Глаза темные, впавшие. Будто грифелем нарисованные. Геннадий Павлович под руку держит. «Пришел Соломон Захарович?» Здесь, кивают, пришел.
Уложили, из комнаты выходит. «Схожу, – говорит, – поздороваюсь и побегу на работу». – «Так, – Гликерия приглашает, – может, покушаете с нами? Стол-то накрыли». – «Спасибо, – отказывается. – У меня дежурство в больнице. И так, боюсь, опоздал. А вы, – на дверь указывает, – не беспокойтесь. Это укол так действует. Поспит – отойдет».
Николай тут же стоит, с ноги на ногу переминается. Ариадна к нему. Манит рукой. «Пойдемте, – просит, – Николай Никифорович. Дело к вам есть». Евдокия глянула – спохватилась: за Геннадием Павловичем пошла.
Софьюшка в прихожую выглянула. Гликерия рукой машет: скройся, мол. Не до тебя.

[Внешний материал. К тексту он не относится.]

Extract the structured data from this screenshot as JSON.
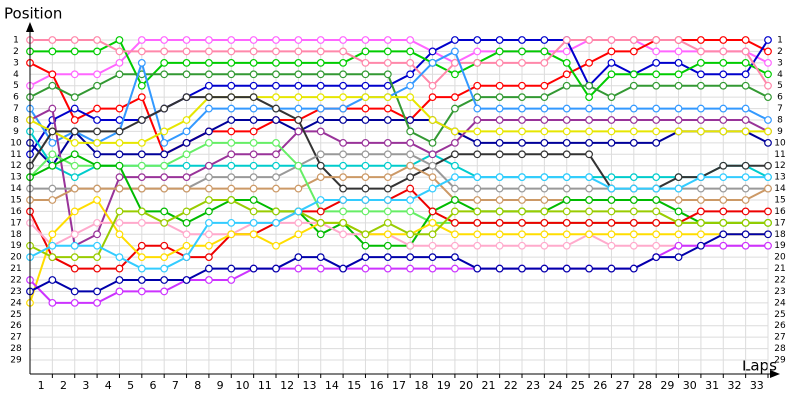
{
  "chart_data": {
    "type": "line",
    "y_label": "Position",
    "x_label": "Laps",
    "x": [
      0,
      1,
      2,
      3,
      4,
      5,
      6,
      7,
      8,
      9,
      10,
      11,
      12,
      13,
      14,
      15,
      16,
      17,
      18,
      19,
      20,
      21,
      22,
      23,
      24,
      25,
      26,
      27,
      28,
      29,
      30,
      31,
      32,
      33
    ],
    "xlim": [
      0,
      33
    ],
    "xticks": [
      1,
      2,
      3,
      4,
      5,
      6,
      7,
      8,
      9,
      10,
      11,
      12,
      13,
      14,
      15,
      16,
      17,
      18,
      19,
      20,
      21,
      22,
      23,
      24,
      25,
      26,
      27,
      28,
      29,
      30,
      31,
      32,
      33
    ],
    "ylim": [
      29,
      1
    ],
    "yticks": [
      1,
      2,
      3,
      4,
      5,
      6,
      7,
      8,
      9,
      10,
      11,
      12,
      13,
      14,
      15,
      16,
      17,
      18,
      19,
      20,
      21,
      22,
      23,
      24,
      25,
      26,
      27,
      28,
      29
    ],
    "grid": true,
    "series": [
      {
        "color": "#ff66ff",
        "values": [
          5,
          4,
          4,
          4,
          3,
          1,
          1,
          1,
          1,
          1,
          1,
          1,
          1,
          1,
          1,
          1,
          1,
          1,
          2,
          3,
          2,
          2,
          2,
          2,
          2,
          1,
          1,
          1,
          2,
          2,
          2,
          2,
          2,
          3
        ]
      },
      {
        "color": "#ff0000",
        "values": [
          3,
          4,
          8,
          7,
          7,
          6,
          11,
          10,
          9,
          9,
          9,
          8,
          8,
          7,
          7,
          7,
          7,
          8,
          6,
          6,
          5,
          5,
          5,
          5,
          4,
          3,
          2,
          2,
          1,
          1,
          1,
          1,
          1,
          2
        ]
      },
      {
        "color": "#0000cc",
        "values": [
          11,
          8,
          7,
          8,
          8,
          8,
          7,
          6,
          5,
          5,
          5,
          5,
          5,
          5,
          5,
          5,
          5,
          4,
          2,
          1,
          1,
          1,
          1,
          1,
          1,
          5,
          3,
          4,
          3,
          3,
          4,
          4,
          4,
          1
        ]
      },
      {
        "color": "#000099",
        "values": [
          10,
          12,
          9,
          11,
          11,
          11,
          11,
          10,
          9,
          8,
          8,
          8,
          9,
          8,
          8,
          8,
          8,
          8,
          8,
          9,
          10,
          10,
          10,
          10,
          10,
          10,
          10,
          10,
          10,
          9,
          9,
          9,
          9,
          10
        ]
      },
      {
        "color": "#00cc00",
        "values": [
          2,
          2,
          2,
          2,
          1,
          5,
          3,
          3,
          3,
          3,
          3,
          3,
          3,
          3,
          3,
          2,
          2,
          2,
          3,
          4,
          3,
          2,
          2,
          2,
          3,
          6,
          4,
          4,
          4,
          4,
          3,
          3,
          3,
          4
        ]
      },
      {
        "color": "#ff88aa",
        "values": [
          1,
          1,
          1,
          1,
          2,
          2,
          2,
          2,
          2,
          2,
          2,
          2,
          2,
          2,
          2,
          3,
          3,
          3,
          5,
          3,
          3,
          3,
          3,
          3,
          1,
          1,
          1,
          1,
          1,
          1,
          2,
          2,
          2,
          5
        ]
      },
      {
        "color": "#339933",
        "values": [
          6,
          5,
          6,
          5,
          4,
          4,
          4,
          4,
          4,
          4,
          4,
          4,
          4,
          4,
          4,
          4,
          4,
          9,
          10,
          7,
          6,
          6,
          6,
          6,
          5,
          5,
          6,
          5,
          5,
          5,
          5,
          5,
          5,
          6
        ]
      },
      {
        "color": "#3399ff",
        "values": [
          7,
          10,
          9,
          10,
          9,
          3,
          10,
          9,
          7,
          7,
          7,
          7,
          7,
          7,
          7,
          6,
          6,
          5,
          3,
          2,
          7,
          7,
          7,
          7,
          7,
          7,
          7,
          7,
          7,
          7,
          7,
          7,
          7,
          8
        ]
      },
      {
        "color": "#00cccc",
        "values": [
          9,
          12,
          13,
          12,
          12,
          12,
          12,
          12,
          12,
          12,
          12,
          12,
          12,
          12,
          12,
          12,
          12,
          12,
          11,
          12,
          13,
          13,
          13,
          13,
          13,
          13,
          13,
          13,
          13,
          13,
          13,
          12,
          12,
          13
        ]
      },
      {
        "color": "#993399",
        "values": [
          8,
          7,
          19,
          18,
          13,
          13,
          13,
          13,
          12,
          11,
          11,
          11,
          9,
          9,
          10,
          10,
          10,
          10,
          11,
          10,
          8,
          8,
          8,
          8,
          8,
          8,
          8,
          8,
          8,
          8,
          8,
          8,
          8,
          9
        ]
      },
      {
        "color": "#e6e600",
        "values": [
          8,
          9,
          10,
          10,
          10,
          10,
          9,
          8,
          6,
          6,
          6,
          6,
          6,
          6,
          6,
          6,
          6,
          6,
          8,
          9,
          9,
          9,
          9,
          9,
          9,
          9,
          9,
          9,
          9,
          9,
          9,
          9,
          9,
          9
        ]
      },
      {
        "color": "#333333",
        "values": [
          12,
          9,
          9,
          9,
          9,
          8,
          7,
          6,
          6,
          6,
          6,
          7,
          8,
          12,
          14,
          14,
          14,
          13,
          12,
          11,
          11,
          11,
          11,
          11,
          11,
          11,
          14,
          14,
          14,
          13,
          13,
          12,
          12,
          12
        ]
      },
      {
        "color": "#999999",
        "values": [
          14,
          14,
          14,
          14,
          14,
          14,
          14,
          14,
          13,
          13,
          13,
          13,
          12,
          11,
          11,
          11,
          11,
          11,
          12,
          14,
          14,
          14,
          14,
          14,
          14,
          14,
          14,
          14,
          14,
          14,
          14,
          14,
          14,
          14
        ]
      },
      {
        "color": "#cc9966",
        "values": [
          15,
          15,
          14,
          14,
          14,
          14,
          14,
          14,
          14,
          14,
          14,
          14,
          14,
          13,
          13,
          13,
          13,
          12,
          13,
          15,
          15,
          15,
          15,
          15,
          15,
          15,
          15,
          15,
          15,
          15,
          15,
          15,
          15,
          14
        ]
      },
      {
        "color": "#66ee66",
        "values": [
          13,
          11,
          12,
          12,
          12,
          12,
          12,
          11,
          10,
          10,
          10,
          10,
          12,
          16,
          16,
          16,
          16,
          16,
          17,
          17,
          17,
          17,
          17,
          17,
          17,
          17,
          17,
          17,
          17,
          17,
          17,
          17,
          17,
          17
        ]
      },
      {
        "color": "#00bb00",
        "values": [
          13,
          12,
          11,
          12,
          12,
          16,
          16,
          17,
          16,
          15,
          15,
          16,
          16,
          18,
          17,
          19,
          19,
          19,
          16,
          15,
          16,
          16,
          16,
          16,
          15,
          15,
          15,
          15,
          15,
          16,
          17,
          17,
          17,
          17
        ]
      },
      {
        "color": "#ee0000",
        "values": [
          16,
          20,
          21,
          21,
          21,
          19,
          19,
          20,
          20,
          18,
          18,
          17,
          16,
          16,
          15,
          15,
          15,
          14,
          16,
          17,
          17,
          17,
          17,
          17,
          17,
          17,
          17,
          17,
          17,
          17,
          16,
          16,
          16,
          16
        ]
      },
      {
        "color": "#ffaacc",
        "values": [
          17,
          19,
          18,
          17,
          17,
          17,
          17,
          18,
          18,
          18,
          17,
          17,
          17,
          17,
          18,
          18,
          18,
          19,
          19,
          19,
          19,
          19,
          19,
          19,
          19,
          18,
          19,
          19,
          19,
          19,
          19,
          19,
          19,
          19
        ]
      },
      {
        "color": "#ffdd00",
        "values": [
          24,
          18,
          16,
          15,
          18,
          20,
          20,
          19,
          19,
          18,
          18,
          19,
          18,
          17,
          17,
          18,
          18,
          18,
          17,
          18,
          18,
          18,
          18,
          18,
          18,
          18,
          18,
          18,
          18,
          18,
          18,
          18,
          18,
          18
        ]
      },
      {
        "color": "#99cc00",
        "values": [
          19,
          20,
          20,
          20,
          16,
          16,
          17,
          16,
          15,
          15,
          16,
          16,
          16,
          17,
          17,
          18,
          17,
          18,
          18,
          16,
          16,
          16,
          16,
          16,
          16,
          16,
          16,
          16,
          16,
          17,
          17,
          17,
          17,
          17
        ]
      },
      {
        "color": "#33ccff",
        "values": [
          20,
          19,
          19,
          19,
          20,
          21,
          21,
          20,
          17,
          17,
          17,
          17,
          16,
          15,
          15,
          15,
          15,
          15,
          14,
          13,
          13,
          13,
          13,
          13,
          13,
          13,
          14,
          14,
          14,
          14,
          13,
          13,
          13,
          13
        ]
      },
      {
        "color": "#cc33ff",
        "values": [
          22,
          24,
          24,
          24,
          23,
          23,
          23,
          22,
          22,
          22,
          21,
          21,
          21,
          21,
          21,
          21,
          21,
          21,
          21,
          21,
          21,
          21,
          21,
          21,
          21,
          21,
          21,
          21,
          20,
          19,
          19,
          19,
          19,
          19
        ]
      },
      {
        "color": "#0000aa",
        "values": [
          23,
          22,
          23,
          23,
          22,
          22,
          22,
          22,
          21,
          21,
          21,
          21,
          20,
          20,
          21,
          20,
          20,
          20,
          20,
          20,
          21,
          21,
          21,
          21,
          21,
          21,
          21,
          21,
          20,
          20,
          19,
          18,
          18,
          18
        ]
      }
    ]
  }
}
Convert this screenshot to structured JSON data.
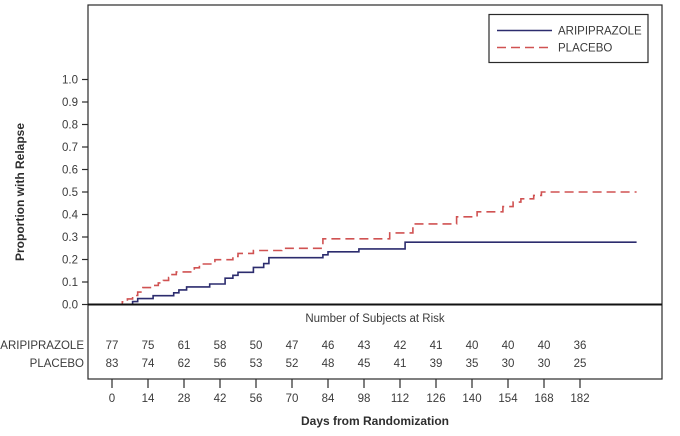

Холодно мне, холодно. И голова будто стеклянная. Где ж это я, думаю?.. Снежинки кругом изрезанные. Вспомнила… Свадьба у меня.
Евдокия к Гликерии склонилась.
– Ну все, – говорит. – Отказался он. Я нарочно пошла, завела при Соломоне. Он же учитель ему: при нем небось стыдно. Много, мол, вроде денег получается, за эти сережки. Антиквар-то другое имел в виду: вас отблагодарить.
Гликерия на дверь косится.
– А он?
– Покраснел. Отказывается. Быть этого, говорит, не может. Так ни копейки и не взял.
– Ну, и слава богу, – Гликерия радуется. – Не может – так не может. Вот и скажем Ариадне. Душа-то ее и успокоится. Переживала больно.
Ариадна возвращается. Поговорила с Николаем.
– Ну? – к ней приступают. – Отказался?
– Взял, – стыдится. – Все, до копеечки. Пересчитал даже.
– И что, – Евдокия усмехается, – сошлось у него? Ладно, – итог подводит. – После об этом. Теперь свадьба у нас.
По рюмкам разлили. Жених с невестой будто рядышком сидят. Софье тоже поставили – водички с вареньем.
Ариадна на Соломона поглядела: «Бужу, бужу ее – отказывается. Вы уж, говорит, без меня». – «Так что, – Евдокия рюмку подымает, – поздравляем вас, Николай Никифорович, с законным браком». А он водки выпил – отставил.
Гликерия к Евдокии склонилась. «Прибор бы убрать пустой. Нехорошо как-то», – шепчет.
Жених себе налил. Снова выпил. Другие пригубили.
«Вы, – Евдокия винегрет подвигает, – закусывайте, Николай Никифорыч. Вот селедочка еще». На вилку подцепил – усмехается: «Да не опасайтесь, Евдокия Тимофевна. Чего обещал, все выполню. Не откажусь». – «Господь с вами, – Гликерия закраснелась, – разве ж мы…» – «Я, – сам на Евдокию глядит, – человек честный. И слову своему хозяин. Ну, – к Соломону повернулся, – где на ребенка бумаги? А то давайте, несите – все враз подпишу».
«Полно вам, – Евдокия урезонивает. – Свадьба сегодня. Угощайтесь». – «Сва-адьба. – Жених-то пальцами вертит. – Может, и свадьба… А блинков часом не напекли?» – «Да какие ж блинки, – Гликерия торопится, – картошечка. В подушках у нас завернутая, чтобы не остыла. Принести, может?» – «Так теперь-то, – третью рюмку выцедил, – чего уж… Несите».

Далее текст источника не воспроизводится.